Two of the recent instances seemed to benefit the Green Bay Packers, who will be playing in this year’s Super Bowl should they beat the Atlanta Falcons on Sunday.

In December 2015, Cheffers was one of two officials who flagged the Lions’ Devin Taylor for a face-mask penalty on the final play of regulation against the Packers. Given an untimed down, Green Bay’s Aaron Rodgers threw the longest Hail Mary touchdown pass in NFL history to give the Packers a 27-23 victory.
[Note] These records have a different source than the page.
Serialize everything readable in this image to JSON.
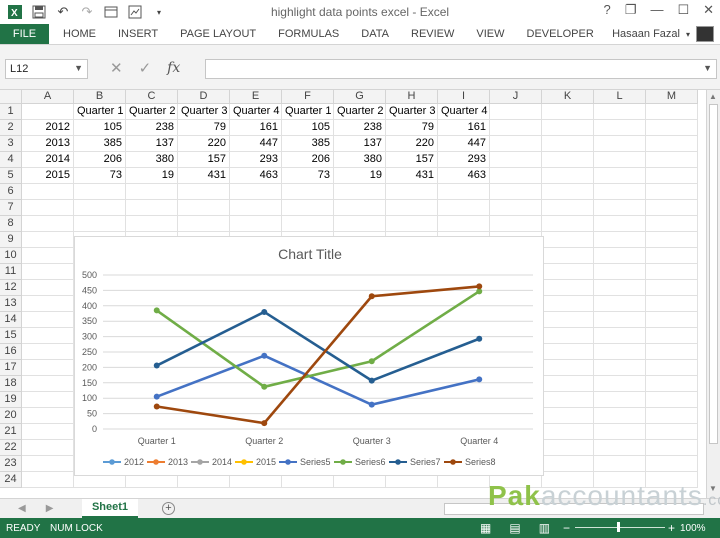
{
  "window": {
    "title": "highlight data points excel - Excel",
    "help": "?",
    "restore": "❐",
    "minimize": "—",
    "maximize": "☐",
    "close": "✕"
  },
  "qat": {
    "save_icon": "save-icon",
    "undo_icon": "undo-icon",
    "redo_icon": "redo-icon"
  },
  "ribbon": {
    "file": "FILE",
    "tabs": [
      "HOME",
      "INSERT",
      "PAGE LAYOUT",
      "FORMULAS",
      "DATA",
      "REVIEW",
      "VIEW",
      "DEVELOPER"
    ],
    "user": "Hasaan Fazal"
  },
  "formula_bar": {
    "name_box": "L12",
    "fx": "fx",
    "cancel": "✕",
    "enter": "✓",
    "formula": ""
  },
  "grid": {
    "columns": [
      "A",
      "B",
      "C",
      "D",
      "E",
      "F",
      "G",
      "H",
      "I",
      "J",
      "K",
      "L",
      "M"
    ],
    "rows": [
      "1",
      "2",
      "3",
      "4",
      "5",
      "6",
      "7",
      "8",
      "9",
      "10",
      "11",
      "12",
      "13",
      "14",
      "15",
      "16",
      "17",
      "18",
      "19",
      "20",
      "21",
      "22",
      "23",
      "24"
    ],
    "header_row": [
      "",
      "Quarter 1",
      "Quarter 2",
      "Quarter 3",
      "Quarter 4",
      "Quarter 1",
      "Quarter 2",
      "Quarter 3",
      "Quarter 4"
    ],
    "data_rows": [
      [
        "2012",
        "105",
        "238",
        "79",
        "161",
        "105",
        "238",
        "79",
        "161"
      ],
      [
        "2013",
        "385",
        "137",
        "220",
        "447",
        "385",
        "137",
        "220",
        "447"
      ],
      [
        "2014",
        "206",
        "380",
        "157",
        "293",
        "206",
        "380",
        "157",
        "293"
      ],
      [
        "2015",
        "73",
        "19",
        "431",
        "463",
        "73",
        "19",
        "431",
        "463"
      ]
    ]
  },
  "chart_data": {
    "type": "line",
    "title": "Chart Title",
    "categories": [
      "Quarter 1",
      "Quarter 2",
      "Quarter 3",
      "Quarter 4"
    ],
    "ylim": [
      0,
      500
    ],
    "yticks": [
      0,
      50,
      100,
      150,
      200,
      250,
      300,
      350,
      400,
      450,
      500
    ],
    "legend_position": "bottom",
    "grid": true,
    "series": [
      {
        "name": "2012",
        "values": [
          105,
          238,
          79,
          161
        ],
        "color": "#5b9bd5",
        "visible": false
      },
      {
        "name": "2013",
        "values": [
          385,
          137,
          220,
          447
        ],
        "color": "#ed7d31",
        "visible": false
      },
      {
        "name": "2014",
        "values": [
          206,
          380,
          157,
          293
        ],
        "color": "#a5a5a5",
        "visible": false
      },
      {
        "name": "2015",
        "values": [
          73,
          19,
          431,
          463
        ],
        "color": "#ffc000",
        "visible": false
      },
      {
        "name": "Series5",
        "values": [
          105,
          238,
          79,
          161
        ],
        "color": "#4472c4",
        "visible": true
      },
      {
        "name": "Series6",
        "values": [
          385,
          137,
          220,
          447
        ],
        "color": "#70ad47",
        "visible": true
      },
      {
        "name": "Series7",
        "values": [
          206,
          380,
          157,
          293
        ],
        "color": "#255e91",
        "visible": true
      },
      {
        "name": "Series8",
        "values": [
          73,
          19,
          431,
          463
        ],
        "color": "#9e480e",
        "visible": true
      }
    ]
  },
  "sheets": {
    "active": "Sheet1",
    "add": "+"
  },
  "watermark": {
    "brand": "Pak",
    "rest": "accountants",
    "suffix": ".com"
  },
  "status": {
    "ready": "READY",
    "numlock": "NUM LOCK",
    "zoom": "100%",
    "zoom_minus": "−",
    "zoom_plus": "+"
  },
  "colors": {
    "excel_green": "#217346"
  }
}
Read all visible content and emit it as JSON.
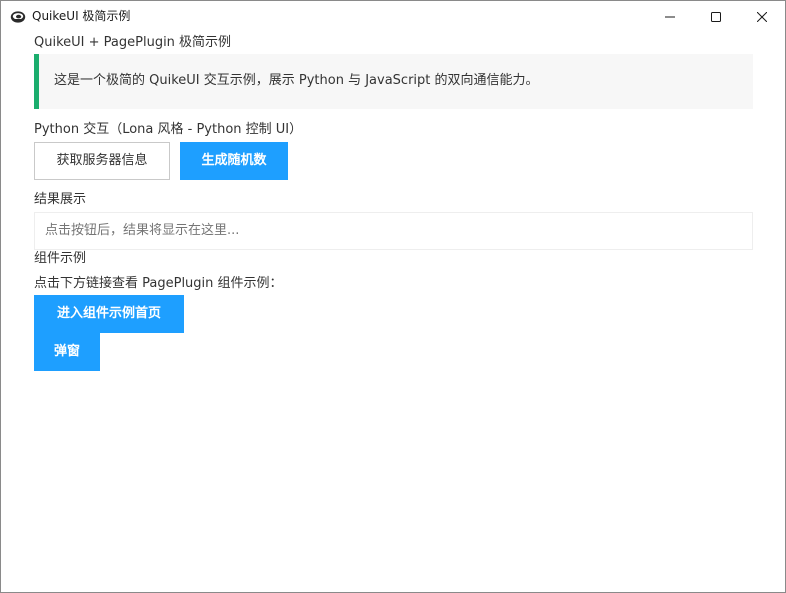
{
  "window": {
    "title": "QuikeUI 极简示例",
    "icon": "quikeui-app-icon",
    "controls": {
      "minimize_icon": "minimize-icon",
      "maximize_icon": "maximize-icon",
      "close_icon": "close-icon"
    }
  },
  "page": {
    "title": "QuikeUI + PagePlugin 极简示例",
    "intro": "这是一个极简的 QuikeUI 交互示例，展示 Python 与 JavaScript 的双向通信能力。",
    "accent_color": "#1aad6d",
    "primary_color": "#1e9fff"
  },
  "python_section": {
    "label": "Python 交互（Lona 风格 - Python 控制 UI）",
    "get_server_info_label": "获取服务器信息",
    "generate_random_label": "生成随机数"
  },
  "result_section": {
    "label": "结果展示",
    "placeholder": "点击按钮后，结果将显示在这里..."
  },
  "components_section": {
    "label": "组件示例",
    "hint": "点击下方链接查看 PagePlugin 组件示例：",
    "home_button_label": "进入组件示例首页",
    "popup_button_label": "弹窗"
  }
}
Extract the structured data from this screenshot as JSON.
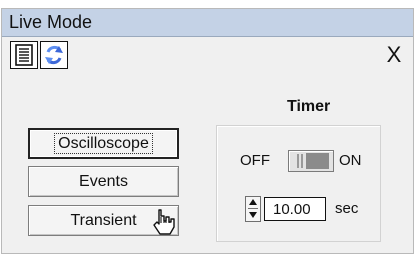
{
  "window": {
    "title": "Live Mode",
    "close_label": "X"
  },
  "toolbar": {
    "items": [
      {
        "icon": "document-icon"
      },
      {
        "icon": "refresh-icon"
      }
    ]
  },
  "modes": {
    "buttons": [
      {
        "label": "Oscilloscope",
        "active": true
      },
      {
        "label": "Events",
        "active": false
      },
      {
        "label": "Transient",
        "active": false
      }
    ]
  },
  "timer": {
    "title": "Timer",
    "off_label": "OFF",
    "on_label": "ON",
    "value": "10.00",
    "unit": "sec"
  },
  "cursor": {
    "icon": "hand-pointer-icon"
  }
}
“I think it was an illegal tackle,” Cheffers said when asked about the call in August. “Horse-collar, face mask, I think it was an illegal tackle. I’m very comfortable with it.” NFL director of officials Dean Blandino agreed, saying he had no issue with the call even though it was “really close.”

Then, after Green Bay’s season-opening 27-23 win over Jacksonville in September, league sources told ESPN’s Adam Schefter that Cheffers’s crew missed a high number of calls that went against the Jaguars, including an un-flagged defensive holding penalty by Packers defensive back Micah Hyde that would have given the Jaguars a first and goal from the Green Bay 9-yard line with less than a minute left. Jacksonville failed to convert on the ensuing fourth and one, giving the Packers the win.

It should be noted that the Super Bowl crew includes the top-graded officials from throughout the league and will not simply be Cheffers and the officials he has worked with all season.